DATA WAREHOUSING BASICS

Best online resource for Data Warehousing Basics Tutorial Tutorials

Big Data Analytics

8:57 AM

Data Staging Area

As told by Ralph Kimballs in -The Datawarehouse Toolkit

The data staging area of the data warehouse is both a storage area and a set of processes commonly referred to as extract-transformation-load (ETL). The data staging area is everything between the operational source systems and the data presentation area. It is somewhat analogous to the kitchen of a restaurant, where raw food products are transformed into a fine meal.

In the data warehouse,raw operational data is transformed into a warehouse deliverable fit for user query and consumption. Similar to the restaurant’s kitchen, the backroom data staging area is accessible only to skilled professionals. The data warehouse kitchen staff is busy preparing meals and simultaneously cannot be responding to customer inquiries. Customers aren’t invited to eat in the kitchen.

It certainly isn’t safe for customers to wander into the kitchen. We wouldn’t want our data warehouse customers to be injured by the dangerous equipment, hot surfaces, and sharp knifes they may encounter in the kitchen, so we prohibit them from accessing the staging area. Besides, things happen in the kitchen that customers just shouldn’t be privy to. The key architectural requirement for the data staging area is that it is off-limits to business users and does not provide query and presentation services.

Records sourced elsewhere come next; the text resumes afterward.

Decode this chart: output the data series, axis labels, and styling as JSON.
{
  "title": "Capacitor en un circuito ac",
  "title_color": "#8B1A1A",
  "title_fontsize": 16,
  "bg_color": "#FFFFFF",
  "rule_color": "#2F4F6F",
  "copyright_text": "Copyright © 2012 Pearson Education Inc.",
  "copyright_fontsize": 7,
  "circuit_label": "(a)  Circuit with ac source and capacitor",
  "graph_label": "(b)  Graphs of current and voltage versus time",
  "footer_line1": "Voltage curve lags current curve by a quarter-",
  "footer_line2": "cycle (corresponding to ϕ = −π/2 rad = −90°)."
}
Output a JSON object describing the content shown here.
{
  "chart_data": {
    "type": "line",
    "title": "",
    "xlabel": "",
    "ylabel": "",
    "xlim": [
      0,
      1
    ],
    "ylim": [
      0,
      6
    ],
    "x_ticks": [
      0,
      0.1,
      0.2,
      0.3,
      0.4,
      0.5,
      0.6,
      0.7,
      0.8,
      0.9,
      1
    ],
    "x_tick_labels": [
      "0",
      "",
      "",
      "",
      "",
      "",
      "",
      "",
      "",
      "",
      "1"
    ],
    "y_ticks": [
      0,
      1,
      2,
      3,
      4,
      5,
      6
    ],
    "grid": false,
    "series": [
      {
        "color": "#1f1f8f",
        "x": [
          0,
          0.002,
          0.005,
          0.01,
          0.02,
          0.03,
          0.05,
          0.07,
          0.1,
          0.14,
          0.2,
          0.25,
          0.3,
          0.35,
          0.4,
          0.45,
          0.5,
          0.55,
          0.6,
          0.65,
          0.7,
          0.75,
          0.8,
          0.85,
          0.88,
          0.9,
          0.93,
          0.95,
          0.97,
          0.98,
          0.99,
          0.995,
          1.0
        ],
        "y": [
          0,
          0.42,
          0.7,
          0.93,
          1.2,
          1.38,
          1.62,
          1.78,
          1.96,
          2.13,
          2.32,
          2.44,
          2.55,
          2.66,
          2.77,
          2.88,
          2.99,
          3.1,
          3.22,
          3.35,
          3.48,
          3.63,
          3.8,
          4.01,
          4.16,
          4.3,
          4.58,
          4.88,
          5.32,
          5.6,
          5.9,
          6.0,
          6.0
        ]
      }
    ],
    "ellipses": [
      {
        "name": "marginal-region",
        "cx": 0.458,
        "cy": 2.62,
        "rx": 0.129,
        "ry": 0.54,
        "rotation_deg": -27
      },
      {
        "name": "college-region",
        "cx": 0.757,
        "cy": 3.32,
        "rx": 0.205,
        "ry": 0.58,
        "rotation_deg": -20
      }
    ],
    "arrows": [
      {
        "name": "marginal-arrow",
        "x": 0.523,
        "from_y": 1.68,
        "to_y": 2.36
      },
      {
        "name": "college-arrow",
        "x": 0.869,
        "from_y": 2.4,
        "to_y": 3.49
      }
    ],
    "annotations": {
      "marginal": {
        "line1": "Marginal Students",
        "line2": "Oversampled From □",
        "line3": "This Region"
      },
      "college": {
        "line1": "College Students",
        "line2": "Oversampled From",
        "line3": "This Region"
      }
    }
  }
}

Extraction is the first step in the process of getting data into the data warehouse
environment. Extracting means reading and understanding the source data and copying the data needed for the data warehouse into the staging area for further manipulation. Once the data is extracted to the staging area, there are numerous potential transformations, such as cleansing the data (correcting misspellings, resolving domain conflicts, dealing with missing elements, or parsing into standard formats), combining data from multiple sources, deduplicating data, and assigning
warehouse keys. These transformations are all precursors to loading the data into the data warehouse presentation area.

Unfortunately, there is still considerable industry consternation about whether the data that supports or results from this process should be instantiated in physical normalized structures prior to loading into the presentation area for querying and reporting. These normalized structures sometimes are referred to in the industry as the enterprise data warehouse; however, we believe that this terminology is a misnomer because the warehouse is actually much more encompassing than this set of normalized tables. The enterprise’s data warehouse more accurately refers to the conglomeration of an organization’s data warehouse staging and presentation areas.


The data staging area is dominated by the simple activities of sorting and sequential processing. In many cases, the data staging area is not based on relational technology but instead may consist of a system of flat files. After you validate your data for conformance with the defined one-to-one and many-toone business rules, it may be pointless to take the final step of building a fullblown third-normal-form physical database. However, there are cases where the data arrives at the doorstep of the data staging area in a third-normal-form relational format. In these situations, the managers of the data staging area simply may be more comfortable performing
the cleansing and transformation tasks using a set of normalized structures.

A normalized database for data staging storage is acceptable. However, we continue to have some reservations about this approach. The creation of both normalized structures for staging and dimensional structures for presentation means that the data is extracted, transformed, and loaded twice—once into the normalized database and then again when we load the dimensional model. Obviously, this two-step process requires more time and resources for the development effort, more time for the periodic loading or updating of data, and more capacity to store the multiple copies of the data. At the bottom line, this typically translates into the need for larger development, ongoing support, and hardware platform budgets. Unfortunately, some data warehouse project teams have failed miserably because they focused all their
energy and resources on constructing the normalized structures rather than allocating time to development of a presentation area that supports improved business decision making. While we believe that enterprise-wide data consistency is a fundamental goal of the data warehouse environment, there are equally effective and less costly approaches than physically creating a normalized set of tables in your staging area, if these structures don’t already exist.

It is acceptable to create a normalized database to support the staging processes; however, this is not the end goal. The normalized structures must be off-limits to user queries because they defeat understandability and performance. As soon as a database supports query and presentation services, it must be considered part of the data warehouse presentation area. By default, normalized databases are excluded from the presentation area, which should be strictly dimensionally structured. Regardless of whether we’re working with a series of flat files or a normalized data structure in the staging area, the final step of the ETL process is the loading of data. Loading in the data warehouse environment usually takes the form of presenting the quality-assured dimensional tables to the bulk loading facilities of each data mart. The target data mart must then index the newly arrived data for query performance. When each data mart has been freshly loaded, indexed, supplied with appropriate aggregates, and further quality
assured, the user community is notified that the new data has been published.

Publishing includes communicating the nature of any changes that have occurred in the underlying dimensions and new assumptions that have been introduced into the measured or calculated facts.